Jonathan Pershing, Rob Bradley, Britt Childs Staley and Clay Rigdon
The Pacala and Socolow wedges vision focused on what can
be done to help the climate by reducing emissions below BAU.
However, the range of policy and technology choices available
that are not included in BAU assumptions includes a number of
options that could raise emissions significantly. These are likely
to be driven particularly by energy security concerns and/or consistently high oil prices, and include:
Production of synthetic liquid fuels from coal (known as
coal-to-liquids, or CTL),
Extraction of heavy oils from so called “tar sands,” and
Production of oil from crushed rocks called “oil shale.”

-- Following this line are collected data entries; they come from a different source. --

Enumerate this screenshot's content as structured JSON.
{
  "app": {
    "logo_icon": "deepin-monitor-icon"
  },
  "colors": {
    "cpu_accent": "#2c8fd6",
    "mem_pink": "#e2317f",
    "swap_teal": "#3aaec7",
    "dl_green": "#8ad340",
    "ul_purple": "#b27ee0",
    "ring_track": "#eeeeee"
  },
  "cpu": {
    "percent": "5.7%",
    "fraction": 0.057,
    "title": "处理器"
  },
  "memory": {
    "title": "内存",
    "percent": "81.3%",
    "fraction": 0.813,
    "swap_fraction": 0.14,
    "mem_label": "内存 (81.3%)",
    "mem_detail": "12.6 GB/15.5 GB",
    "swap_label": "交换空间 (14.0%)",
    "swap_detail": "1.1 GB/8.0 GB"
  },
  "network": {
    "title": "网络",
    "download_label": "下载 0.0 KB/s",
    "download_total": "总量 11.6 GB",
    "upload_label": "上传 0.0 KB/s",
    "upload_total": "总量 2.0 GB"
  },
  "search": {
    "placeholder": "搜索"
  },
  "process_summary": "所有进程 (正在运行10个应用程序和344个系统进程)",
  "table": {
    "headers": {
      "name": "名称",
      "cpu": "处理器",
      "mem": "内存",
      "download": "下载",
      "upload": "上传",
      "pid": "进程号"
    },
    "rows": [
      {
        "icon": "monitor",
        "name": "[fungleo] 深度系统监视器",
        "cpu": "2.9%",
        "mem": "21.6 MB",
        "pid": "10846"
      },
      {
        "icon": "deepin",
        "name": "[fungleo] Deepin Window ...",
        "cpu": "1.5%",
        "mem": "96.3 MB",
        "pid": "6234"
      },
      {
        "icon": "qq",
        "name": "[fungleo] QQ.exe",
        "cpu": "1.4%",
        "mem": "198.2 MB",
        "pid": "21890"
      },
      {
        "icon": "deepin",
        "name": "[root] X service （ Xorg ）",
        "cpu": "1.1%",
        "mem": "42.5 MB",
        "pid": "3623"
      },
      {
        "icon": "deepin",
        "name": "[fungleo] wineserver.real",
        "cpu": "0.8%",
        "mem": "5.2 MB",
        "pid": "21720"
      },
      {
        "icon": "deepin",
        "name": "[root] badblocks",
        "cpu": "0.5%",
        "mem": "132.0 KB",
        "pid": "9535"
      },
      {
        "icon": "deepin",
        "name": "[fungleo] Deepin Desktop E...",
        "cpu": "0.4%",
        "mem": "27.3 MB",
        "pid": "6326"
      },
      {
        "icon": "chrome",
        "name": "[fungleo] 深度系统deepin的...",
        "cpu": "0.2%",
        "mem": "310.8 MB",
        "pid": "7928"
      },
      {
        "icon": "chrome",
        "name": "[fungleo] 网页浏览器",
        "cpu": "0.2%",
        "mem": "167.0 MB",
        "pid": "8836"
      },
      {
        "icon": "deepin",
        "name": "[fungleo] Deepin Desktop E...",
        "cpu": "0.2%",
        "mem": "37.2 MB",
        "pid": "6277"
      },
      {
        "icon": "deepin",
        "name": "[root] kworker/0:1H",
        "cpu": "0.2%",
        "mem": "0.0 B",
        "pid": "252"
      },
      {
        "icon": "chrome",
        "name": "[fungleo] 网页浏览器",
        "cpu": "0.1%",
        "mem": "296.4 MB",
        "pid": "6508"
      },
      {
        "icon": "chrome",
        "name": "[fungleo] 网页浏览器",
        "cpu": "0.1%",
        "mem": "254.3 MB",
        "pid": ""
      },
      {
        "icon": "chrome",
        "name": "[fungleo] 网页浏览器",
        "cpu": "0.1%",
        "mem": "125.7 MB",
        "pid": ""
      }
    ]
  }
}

Considering oil security issues in isolation, these options offer
some advantages: although high-cost, they depend on fuels that
are available in abundance in countries such as the United States
and Canada. However, from a climate perspective they represent
a serious threat. Employing CTL would nearly double the emissions
of petroleum-based fuels, and both tar-sands and oil-shale
require vast amounts of energy and water to process. Extensive
application of one or more of these technologies could have fatal
effects on efforts to limit climate change.
In this report we term these “threat wedges” to contrast with
the “smart wedges” of the Pacala and Socolow vision. This figure
shows how these expand the range of technology considerations
that we need to confront, and the risk that some policy and
investment choices could actually cause emissions to rise
dramatically above business as usual, negating the beneficial
effects of the clean technology smart wedges.
Note: this chart is a revision of the original version in the publication.